FORT MYERS, Fla.- Thanks to high gas prices, used car dealerships are having a hard time keeping fuel efficient cars stocked on their lots. The spike in demand is costing dealerships-- and consumers-- more money.
Compact cars are flying off the lots, causing their price tags to no longer match their size. Germain Auto Advantage says the cost of small used cars is up 13% from last year.
"It's much more expensive. Their values are going up every week instead of dropping," Auto Advantage store manager Rick Gatliff said Tuesday.
Fuel efficient cars are the hardest to keep in stock right now. Dealers say getting your hands on something like a used Toyota Prius is going to cost on average about $1,500 more than a month ago.
Despite the price hike, many used car dealerships are struggling to meet drivers demand for more fuel efficient models.
"I usually keep about 20% of my inventory of small, entry level cars. Right now, we're calling out to our buyers, and we can't hardly find them," Gatliff said.
As for those gas guzzlers, Victory Layne Chevrolet says they're now harder to move.
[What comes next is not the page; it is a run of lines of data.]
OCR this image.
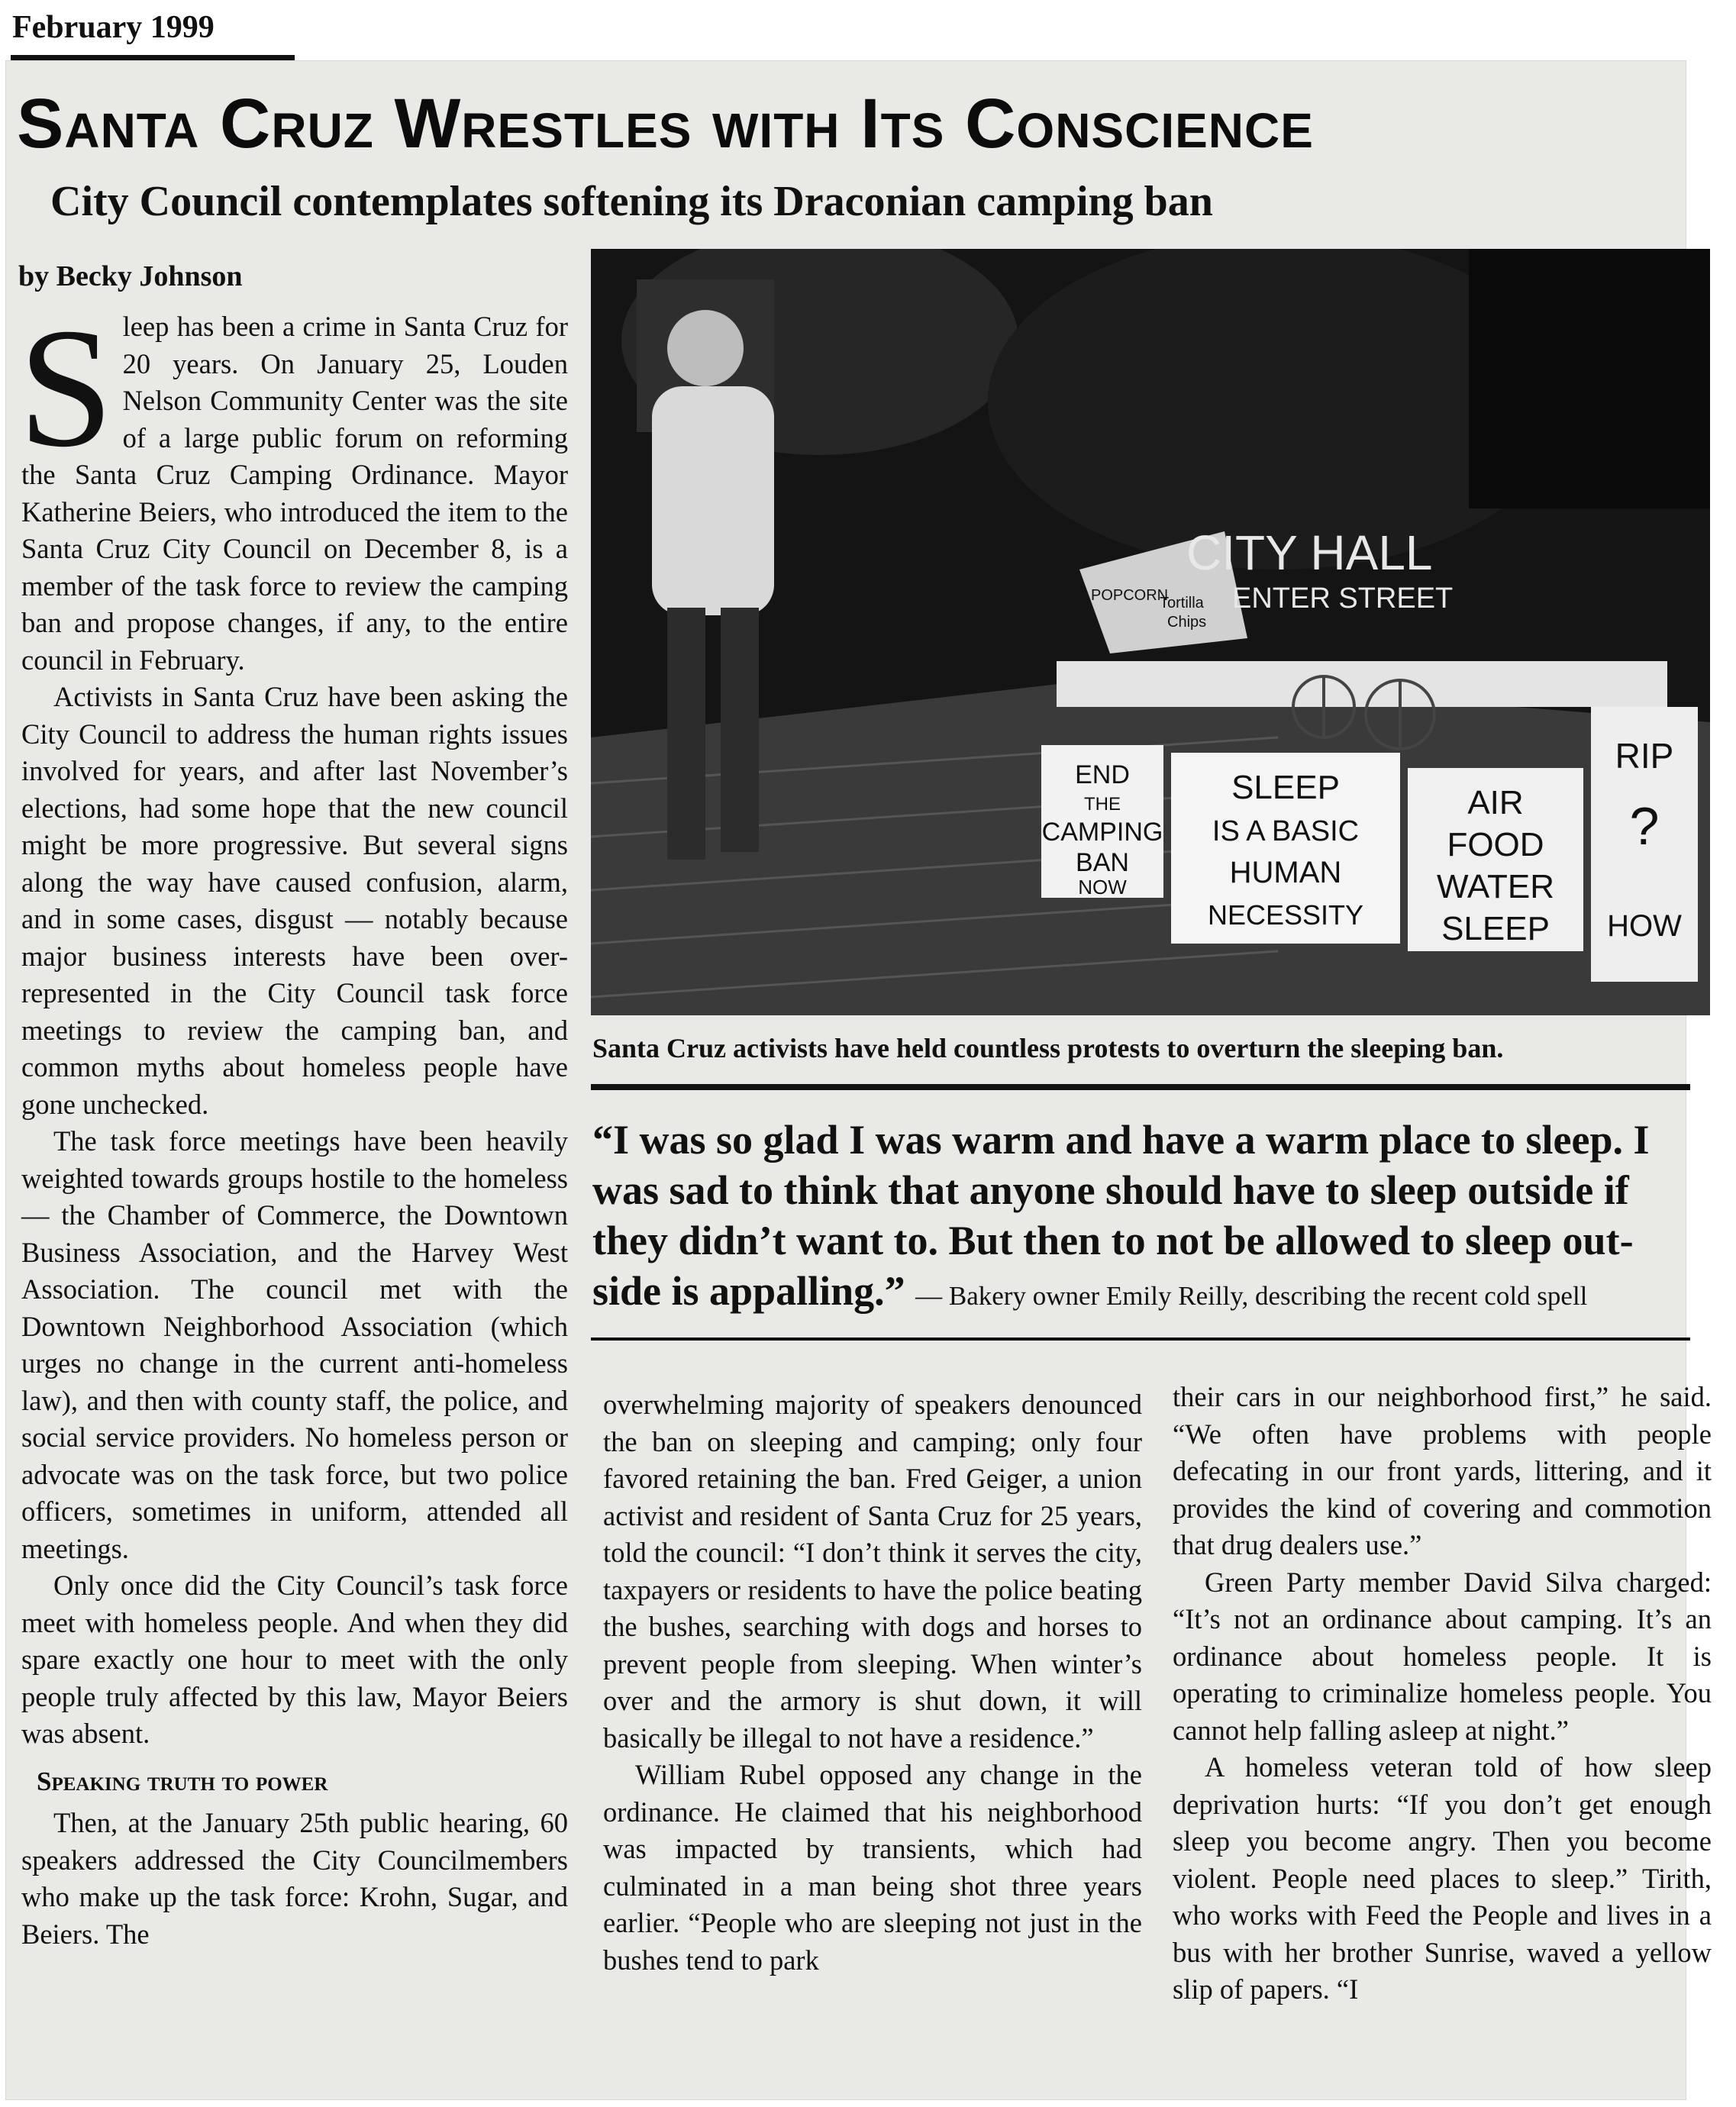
February 1999
Santa Cruz Wrestles with Its Conscience
City Council contemplates softening its Draconian camping ban
by Becky Johnson

Sleep has been a crime in Santa Cruz for 20 years. On January 25, Louden Nelson Community Center was the site of a large public forum on reforming the Santa Cruz Camping Ordinance. Mayor Katherine Beiers, who introduced the item to the Santa Cruz City Council on December 8, is a member of the task force to review the camping ban and propose changes, if any, to the entire council in February.

Activists in Santa Cruz have been asking the City Council to address the human rights issues involved for years, and after last November’s elections, had some hope that the new council might be more progressive. But several signs along the way have caused confusion, alarm, and in some cases, disgust — notably because major business interests have been over-represented in the City Council task force meetings to review the camping ban, and common myths about homeless people have gone unchecked.

The task force meetings have been heavily weighted towards groups hostile to the homeless — the Chamber of Commerce, the Downtown Business Association, and the Harvey West Association. The council met with the Downtown Neighborhood Association (which urges no change in the current anti-homeless law), and then with county staff, the police, and social service providers. No homeless person or advocate was on the task force, but two police officers, sometimes in uniform, attended all meetings.

Only once did the City Council’s task force meet with homeless people. And when they did spare exactly one hour to meet with the only people truly affected by this law, Mayor Beiers was absent.

Speaking truth to power

Then, at the January 25th public hearing, 60 speakers addressed the City Councilmembers who make up the task force: Krohn, Sugar, and Beiers. The

POPCORN
Tortilla
Chips
CITY HALL
ENTER STREET
END
THE
CAMPING
BAN
NOW
SLEEP
IS A BASIC
HUMAN
NECESSITY
AIR
FOOD
WATER
SLEEP
RIP
?
HOW
Santa Cruz activists have held countless protests to overturn the sleeping ban.

“I was so glad I was warm and have a warm place to sleep. I was sad to think that anyone should have to sleep outside if they didn’t want to. But then to not be allowed to sleep out-side is appalling.” — Bakery owner Emily Reilly, describing the recent cold spell

overwhelming majority of speakers denounced the ban on sleeping and camping; only four favored retaining the ban. Fred Geiger, a union activist and resident of Santa Cruz for 25 years, told the council: “I don’t think it serves the city, taxpayers or residents to have the police beating the bushes, searching with dogs and horses to prevent people from sleeping. When winter’s over and the armory is shut down, it will basically be illegal to not have a residence.”

William Rubel opposed any change in the ordinance. He claimed that his neighborhood was impacted by transients, which had culminated in a man being shot three years earlier. “People who are sleeping not just in the bushes tend to park

their cars in our neighborhood first,” he said. “We often have problems with people defecating in our front yards, littering, and it provides the kind of covering and commotion that drug dealers use.”

Green Party member David Silva charged: “It’s not an ordinance about camping. It’s an ordinance about homeless people. It is operating to criminalize homeless people. You cannot help falling asleep at night.”

A homeless veteran told of how sleep deprivation hurts: “If you don’t get enough sleep you become angry. Then you become violent. People need places to sleep.” Tirith, who works with Feed the People and lives in a bus with her brother Sunrise, waved a yellow slip of papers. “I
"Trucks have gotten a little soft. You still have you have your truck buyers who are going to have their Tahoe's, Surburban's, their family vehicles. It has slowed a little," Mark Baldassarre of Victory Layne Chevrolet said.
If you're looking to trade in your car for a new one, dealerships say it's a seller's market... especially if your ride gets good gas mileage.
"If you have the right car, it is worth more money than it was 6 months ago. More people are coming in and selling their cars for that very reason," Baldassarre said Tuesday.
Experts say the devastating earthquake in Japan is part to blame for the higher cost of used cars. As dealerships experience shortages of new models due to Japan's production slowdown, more consumers are looking to their used counterparts.